Transportation Schools: The Infrastructure for Workforce Development

July 18, 2018

While most Americans only consider transportation as a means to get themselves to school and work, some students and adults are heading to transportation schools and infrastructure academies to boost their career opportunities.

The number of transportation and infrastructure jobs is expanding rapidly, currently outpacing today’s available employment pool. A 2017 workforce report from Georgetown University’s McCourt School of Public Policy projected that a $1 trillion infrastructure proposal could generate 11.4 million jobs over the next ten years. This would bump up the proportion of infrastructure-related jobs from 12 percent to 14 percent of total U.S. jobs—with 8.7 million projected jobs generated in the transportation, material moving, construction, and extraction occupations.

With new and changing transportation jobs on the horizon, the industry must confront an upcoming shortage of skilled workers. The high average age of the current workforce adds to this concern as a large portion of the current workforce reaches retirement age. According to the Transportation Learning Center and Jobs for the Future, 54.5 percent of the current workforce within the six largest transportation sectors are 45 years or older, 8.7 percent more than the national average. Furthermore, the field is challenged by a lack of diversity. For example, women are underrepresented, and Latinos are overrepresented in below-median-wage construction jobs that require less than a high school degree.

Employers’ collective challenge is to fill millions of jobs with a whole generation of prepared, skilled junior workers in the public and private sectors.
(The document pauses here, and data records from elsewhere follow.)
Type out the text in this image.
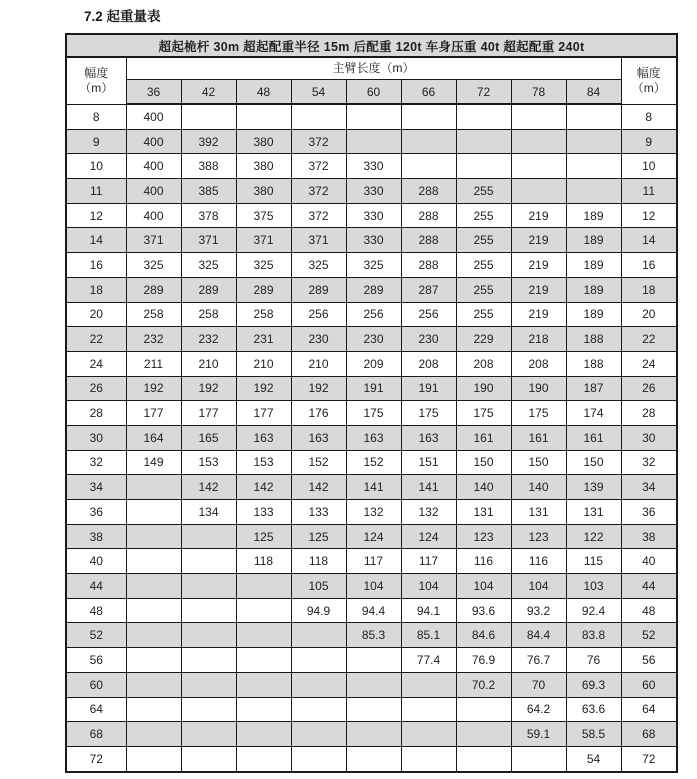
7.2 起重量表
超起桅杆 30m 超起配重半径 15m 后配重 120t 车身压重 40t 超起配重 240t										

幅度
（m）
	主臂长度（m）	幅度
（m）

	36	42	48	54	60	66	72	78	84	
8	400									8
9	400	392	380	372						9
10	400	388	380	372	330					10
11	400	385	380	372	330	288	255			11
12	400	378	375	372	330	288	255	219	189	12
14	371	371	371	371	330	288	255	219	189	14
16	325	325	325	325	325	288	255	219	189	16
18	289	289	289	289	289	287	255	219	189	18
20	258	258	258	256	256	256	255	219	189	20
22	232	232	231	230	230	230	229	218	188	22
24	211	210	210	210	209	208	208	208	188	24
26	192	192	192	192	191	191	190	190	187	26
28	177	177	177	176	175	175	175	175	174	28
30	164	165	163	163	163	163	161	161	161	30
32	149	153	153	152	152	151	150	150	150	32
34		142	142	142	141	141	140	140	139	34
36		134	133	133	132	132	131	131	131	36
38			125	125	124	124	123	123	122	38
40			118	118	117	117	116	116	115	40
44				105	104	104	104	104	103	44
48				94.9	94.4	94.1	93.6	93.2	92.4	48
52					85.3	85.1	84.6	84.4	83.8	52
56						77.4	76.9	76.7	76	56
60							70.2	70	69.3	60
64								64.2	63.6	64
68								59.1	58.5	68
72									54	72
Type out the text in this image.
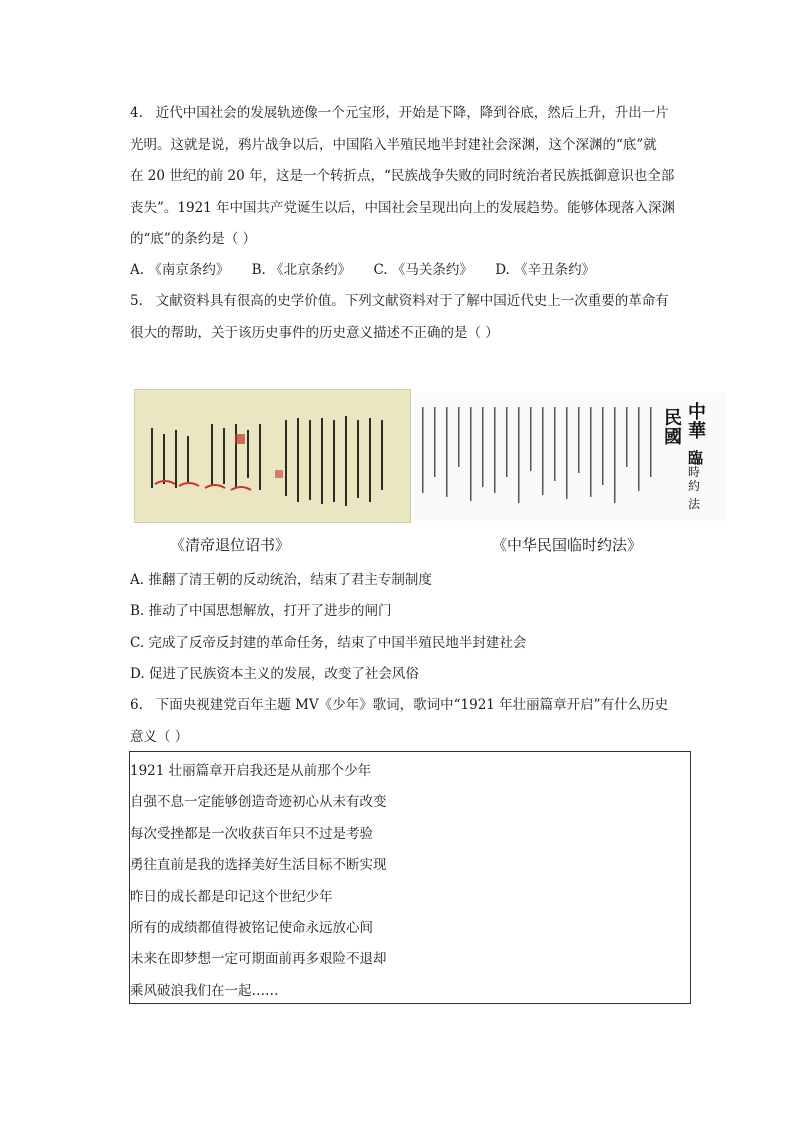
4. 近代中国社会的发展轨迹像一个元宝形，开始是下降，降到谷底，然后上升，升出一片

光明。这就是说，鸦片战争以后，中国陷入半殖民地半封建社会深渊，这个深渊的“底”就

在 20 世纪的前 20 年，这是一个转折点，“民族战争失败的同时统治者民族抵御意识也全部

丧失”。1921 年中国共产党诞生以后，中国社会呈现出向上的发展趋势。能够体现落入深渊

的“底”的条约是（ ）

A. 《南京条约》 B. 《北京条约》 C. 《马关条约》 D. 《辛丑条约》

5. 文献资料具有很高的史学价值。下列文献资料对于了解中国近代史上一次重要的革命有

很大的帮助，关于该历史事件的历史意义描述不正确的是（ ）

中華
民國
臨
時約
法
《清帝退位诏书》	《中华民国临时约法》
A. 推翻了清王朝的反动统治，结束了君主专制制度
B. 推动了中国思想解放，打开了进步的闸门
C. 完成了反帝反封建的革命任务，结束了中国半殖民地半封建社会
D. 促进了民族资本主义的发展，改变了社会风俗

6. 下面央视建党百年主题 MV《少年》歌词，歌词中“1921 年壮丽篇章开启”有什么历史

意义（ ）

1921 壮丽篇章开启我还是从前那个少年
自强不息一定能够创造奇迹初心从未有改变
每次受挫都是一次收获百年只不过是考验
勇往直前是我的选择美好生活目标不断实现
昨日的成长都是印记这个世纪少年
所有的成绩都值得被铭记使命永远放心间
未来在即梦想一定可期面前再多艰险不退却
乘风破浪我们在一起……
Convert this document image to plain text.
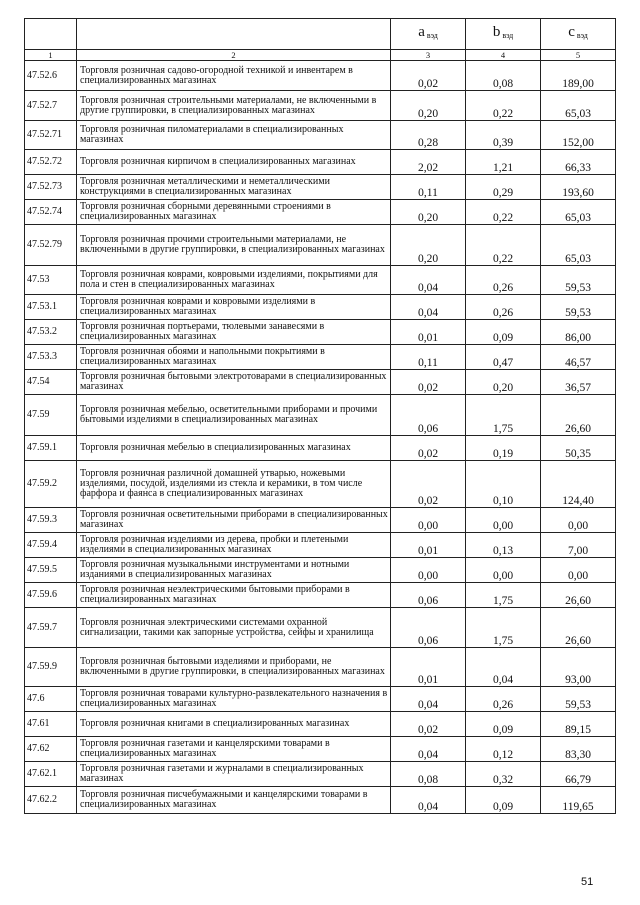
		a $_{вэд}$	b $_{вэд}$	c $_{вэд}$
1	2	3	4	5
47.52.6	Торговля розничная садово-огородной техникой и инвентарем в специализированных магазинах	0,02	0,08	189,00
47.52.7	Торговля розничная строительными материалами, не включенными в другие группировки, в специализированных магазинах	0,20	0,22	65,03
47.52.71	Торговля розничная пиломатериалами в специализированных магазинах	0,28	0,39	152,00
47.52.72	Торговля розничная кирпичом в специализированных магазинах	2,02	1,21	66,33
47.52.73	Торговля розничная металлическими и неметаллическими конструкциями в специализированных магазинах	0,11	0,29	193,60
47.52.74	Торговля розничная сборными деревянными строениями в специализированных магазинах	0,20	0,22	65,03
47.52.79	Торговля розничная прочими строительными материалами, не включенными в другие группировки, в специализированных магазинах	0,20	0,22	65,03
47.53	Торговля розничная коврами, ковровыми изделиями, покрытиями для пола и стен в специализированных магазинах	0,04	0,26	59,53
47.53.1	Торговля розничная коврами и ковровыми изделиями в специализированных магазинах	0,04	0,26	59,53
47.53.2	Торговля розничная портьерами, тюлевыми занавесями в специализированных магазинах	0,01	0,09	86,00
47.53.3	Торговля розничная обоями и напольными покрытиями в специализированных магазинах	0,11	0,47	46,57
47.54	Торговля розничная бытовыми электротоварами в специализированных магазинах	0,02	0,20	36,57
47.59	Торговля розничная мебелью, осветительными приборами и прочими бытовыми изделиями в специализированных магазинах	0,06	1,75	26,60
47.59.1	Торговля розничная мебелью в специализированных магазинах	0,02	0,19	50,35
47.59.2	Торговля розничная различной домашней утварью, ножевыми изделиями, посудой, изделиями из стекла и керамики, в том числе фарфора и фаянса в специализированных магазинах	0,02	0,10	124,40
47.59.3	Торговля розничная осветительными приборами в специализированных магазинах	0,00	0,00	0,00
47.59.4	Торговля розничная изделиями из дерева, пробки и плетеными изделиями в специализированных магазинах	0,01	0,13	7,00
47.59.5	Торговля розничная музыкальными инструментами и нотными изданиями в специализированных магазинах	0,00	0,00	0,00
47.59.6	Торговля розничная неэлектрическими бытовыми приборами в специализированных магазинах	0,06	1,75	26,60
47.59.7	Торговля розничная электрическими системами охранной сигнализации, такими как запорные устройства, сейфы и хранилища	0,06	1,75	26,60
47.59.9	Торговля розничная бытовыми изделиями и приборами, не включенными в другие группировки, в специализированных магазинах	0,01	0,04	93,00
47.6	Торговля розничная товарами культурно-развлекательного назначения в специализированных магазинах	0,04	0,26	59,53
47.61	Торговля розничная книгами в специализированных магазинах	0,02	0,09	89,15
47.62	Торговля розничная газетами и канцелярскими товарами в специализированных магазинах	0,04	0,12	83,30
47.62.1	Торговля розничная газетами и журналами в специализированных магазинах	0,08	0,32	66,79
47.62.2	Торговля розничная писчебумажными и канцелярскими товарами в специализированных магазинах	0,04	0,09	119,65
51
Transit systems and logistics companies need more maintenance engineers and truckdrivers in order to operate at full capacity. New roles are emerging from technological innovation such as automated vehicle fleets that will need software engineers. Targeted workplace development interventions—focusing on teenagers for example—aim to bring new faces and diverse populations into well-regarded sustainable careers in the American transportation system that, on average, have lower educational barriers to entry and pay higher wages.

In 1986, a transportation-focused approach to education was established in Brooklyn. New York City’s Transit Tech CTE High School maintains an active relationship with MTA New York City Transit by offering internships, jobs, and work-based learning. Academic tracks range from computer science, advanced electricity, law enforcement/forensics, cyber security, to transit technician work. Students complete a general education and can earn certifications and endorsements during high school to begin apprenticeships immediately after graduation or go on to college.

More cities are beginning to experiment with standalone brick-and-mortar institutions targeting underrepresented citizens and groups.

During its March 2018 opening, the District of Columbia Mayor Muriel Bowser announced the Infrastructure Academy (DCIA) in Anacostia as a “pathway to the middle class.” DCIA, run by the city’s Department of Employment Services, focuses on underemployed and unemployed adult residents (18 years and older) to equip them for career in a wide range of infrastructure jobs including green technology, utilities, and transportation. The facility includes classrooms, computer labs, mechanical training areas, and interview space. The opening’s press release cited a near-half shortage of local infrastructure sector jobs in 2017—leaving close to one thousand jobs paying an average $48.75 hourly wage simply unfilled.

On the West Coast, the Los Angeles County Metropolitan Transportation Authority has a problem: 40 percent of its employees could retire today. In response to its need for a qualified replacement workforce and in part with its other career pathway initiatives, Los Angeles has been gearing up a free public boarding “Transportation School.” A joint project with the County of Los Angeles, the school will likely be built on an empty, blighted lot in its southern region. The school will apply for a charter and could enroll 400 high school students as early as fall 2020. It will be funded by the state on a per-pupil basis, and also rely on philanthropies, grants, and industry donations. Classes will prepare students with science, technology, engineering, arts, and math skills either equipping them for transit jobs upon graduation or college where they can further their transportation studies.

These schools and academies spur mutually beneficial partnerships among various stakeholders. For example, during DCIA’s first five years, Pepco and Washington Gas, the two main area public utility companies and major employers, will contribute cash, in-kind materials, and human resources. DC Water, WMATA, and the University of the District of Columbia are also involved as partners. As for Los Angeles, officials will also work with the public school district, community colleges, and social service agencies to approach underserved populations more purposefully.

These diverse coalitions formed to keep major cities and regions moving by investing in the next wave of transportation workers are fundamental and easy for the public to support. Ideally, specialized vocational education will succeed in developing a steady pipeline of workers toward sustainable, high-paying careers in a skilled transportation workforce.